A new bio-based material platform developed in Finland is bringing fully cellulose-based films and coatings closer to commercial reality, offering the packaging industry a potential alternative to fossil-based plastics without sacrificing performance.

Developed through the F3 – Films for Future project by VTT Technical Research Center of Finland and LUT University, the technology enables cellulose to be processed as a polymer rather than a fiber. The result is transparent films and barrier coatings with mechanical and functional properties comparable to conventional plastics, while supporting recyclability in fiber streams or biodegradability depending on the application.

The development comes as regulatory pressure intensifies, particularly under the EU’s Packaging and Packaging Waste Regulation (PPWR), which is pushing converters and brand owners to reduce plastic content and improve recyclability. The F3 platform directly addresses those requirements by enabling high-performance materials that can integrate into existing converting processes.

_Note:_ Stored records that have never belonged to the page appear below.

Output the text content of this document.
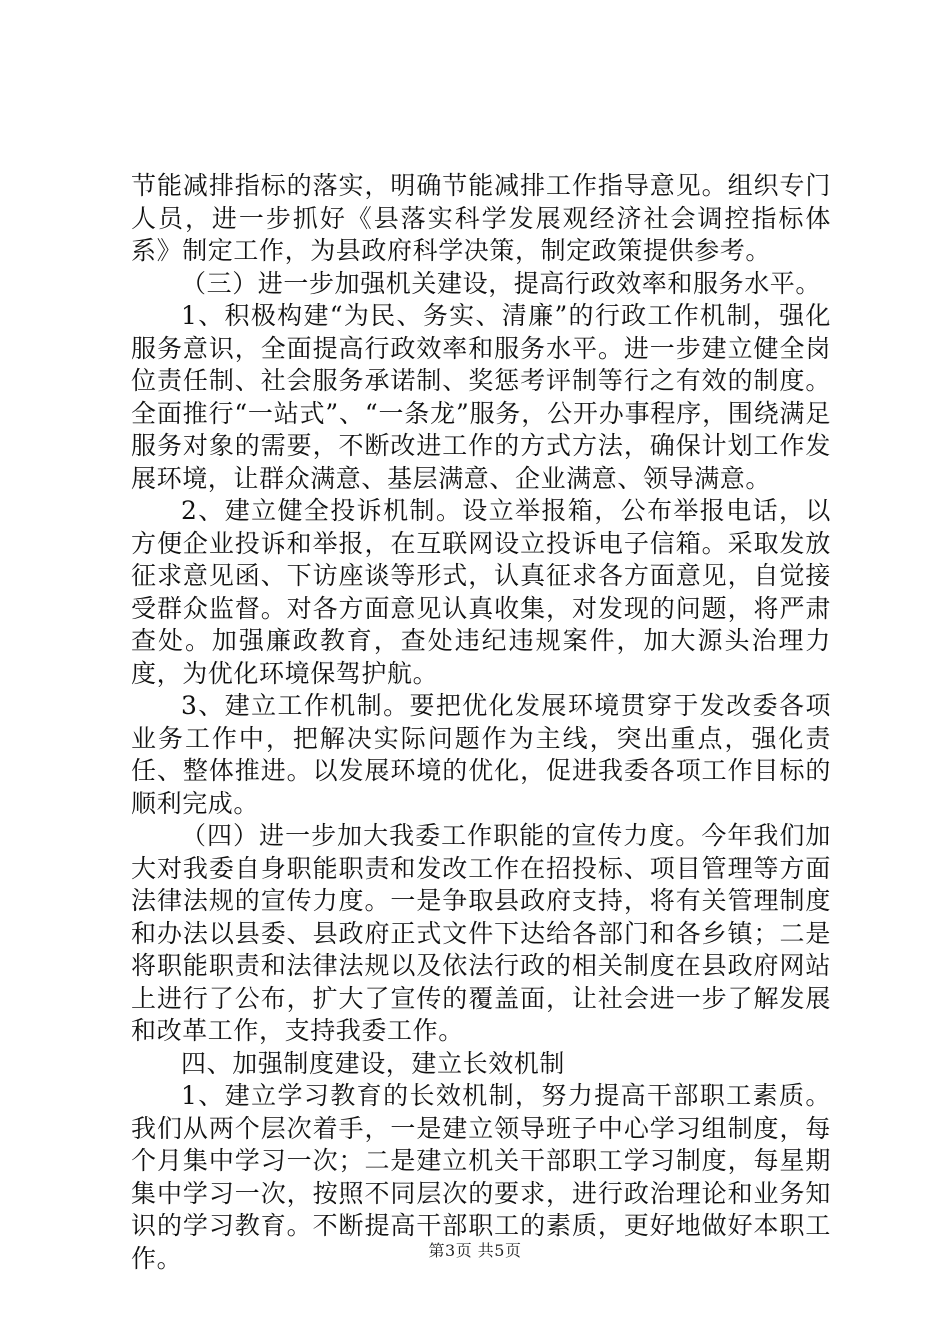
节能减排指标的落实，明确节能减排工作指导意见。组织专门人员，进一步抓好《县落实科学发展观经济社会调控指标体系》制定工作，为县政府科学决策，制定政策提供参考。

（三）进一步加强机关建设，提高行政效率和服务水平。

1、积极构建“为民、务实、清廉”的行政工作机制，强化服务意识，全面提高行政效率和服务水平。进一步建立健全岗位责任制、社会服务承诺制、奖惩考评制等行之有效的制度。全面推行“一站式”、“一条龙”服务，公开办事程序，围绕满足服务对象的需要，不断改进工作的方式方法，确保计划工作发展环境，让群众满意、基层满意、企业满意、领导满意。

2、建立健全投诉机制。设立举报箱，公布举报电话，以方便企业投诉和举报，在互联网设立投诉电子信箱。采取发放征求意见函、下访座谈等形式，认真征求各方面意见，自觉接受群众监督。对各方面意见认真收集，对发现的问题，将严肃查处。加强廉政教育，查处违纪违规案件，加大源头治理力度，为优化环境保驾护航。

3、建立工作机制。要把优化发展环境贯穿于发改委各项业务工作中，把解决实际问题作为主线，突出重点，强化责任、整体推进。以发展环境的优化，促进我委各项工作目标的顺利完成。

（四）进一步加大我委工作职能的宣传力度。今年我们加大对我委自身职能职责和发改工作在招投标、项目管理等方面法律法规的宣传力度。一是争取县政府支持，将有关管理制度和办法以县委、县政府正式文件下达给各部门和各乡镇；二是将职能职责和法律法规以及依法行政的相关制度在县政府网站上进行了公布，扩大了宣传的覆盖面，让社会进一步了解发展和改革工作，支持我委工作。

四、加强制度建设，建立长效机制

1、建立学习教育的长效机制，努力提高干部职工素质。我们从两个层次着手，一是建立领导班子中心学习组制度，每个月集中学习一次；二是建立机关干部职工学习制度，每星期集中学习一次，按照不同层次的要求，进行政治理论和业务知识的学习教育。不断提高干部职工的素质，更好地做好本职工作。	第3页 共5页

“Plastic films are one of the most widely used packaging formats, yet they are among the most difficult to recycle,” says Ali Harlin, research professor at VTT. “At the same time, manufacturers need to maintain product protection, shelf life, and process efficiency. Cellulose materials open new sustainable solutions for packaging.”

The materials have already been demonstrated at pilot scale across multiple applications. Films offer oxygen barrier performance (OTR below 1 cc/m²/day), while coatings achieve even higher barrier levels (OTR below 0.2 cc/m²/day) along with grease resistance (KIT 12), making them suitable for food and fiber-based packaging formats.

Equally important for converters, the platform has shown compatibility with conventional processing methods, including thermoforming, supporting integration into existing production environments without major equipment changes.

“The key challenge has not been whether alternative materials exist, but how to process them in a way that meets industrial requirements,” says Vinay Kumar, senior scientist at VTT. “What has now been demonstrated is a material platform that can integrate into existing manufacturing and recycling systems.”

Beyond replacing plastic films, the technology also opens the door to more advanced packaging applications, including barrier coatings with added functionality such as antimicrobial or responsive properties. Initial commercialization efforts are expected to focus on dry food, bakery, and fiber-based packaging applications requiring transparent barrier layers.

“The cellulose films and coatings have already been demonstrated to have the properties to be processed in various package converting processes, which highlights their future potential,” says Ville Leminen, professor of Packaging Technology at LUT University and the leader of LUT’s sub-project.

“Finding the right balance between functionality and sustainability is critical for the future of packaging. Through the F3 project, we have bridged this gap by developing fully plastic-free barrier coatings that deliver high performance without ecological compromise. Utilizing our off-line coating line, we are now able to commercialize these solutions on paper and board for demanding food packaging applications,” adds Carl-Erik Guttormsen, area director at Colombier Finland.

With pilot-scale feasibility now established, further development will focus on scaling production and improving barrier performance under more demanding conditions, including high humidity.

The next phase will focus on scaling the technology toward commercial applications, with initial use cases in dry food packaging, bakery products, and fibre-based packaging requiring transparent barrier layers. The films provide oxygen barrier performance (Oxygen transmission rate, OTR below 1 cc/m2/day) comparable to conventional plastics at 23°C and 50% RH, while the coatings enable oxygen (OTR below 0.2 cc/m2/day) and grease barrier (KIT 12) functionality in recyclable fiber-based packaging systems.

In addition, future developments will target integration of multiple functionalities within a single material system. Digitalization, including sensor-enabled or connected packaging, is also expected to play a role in future applications.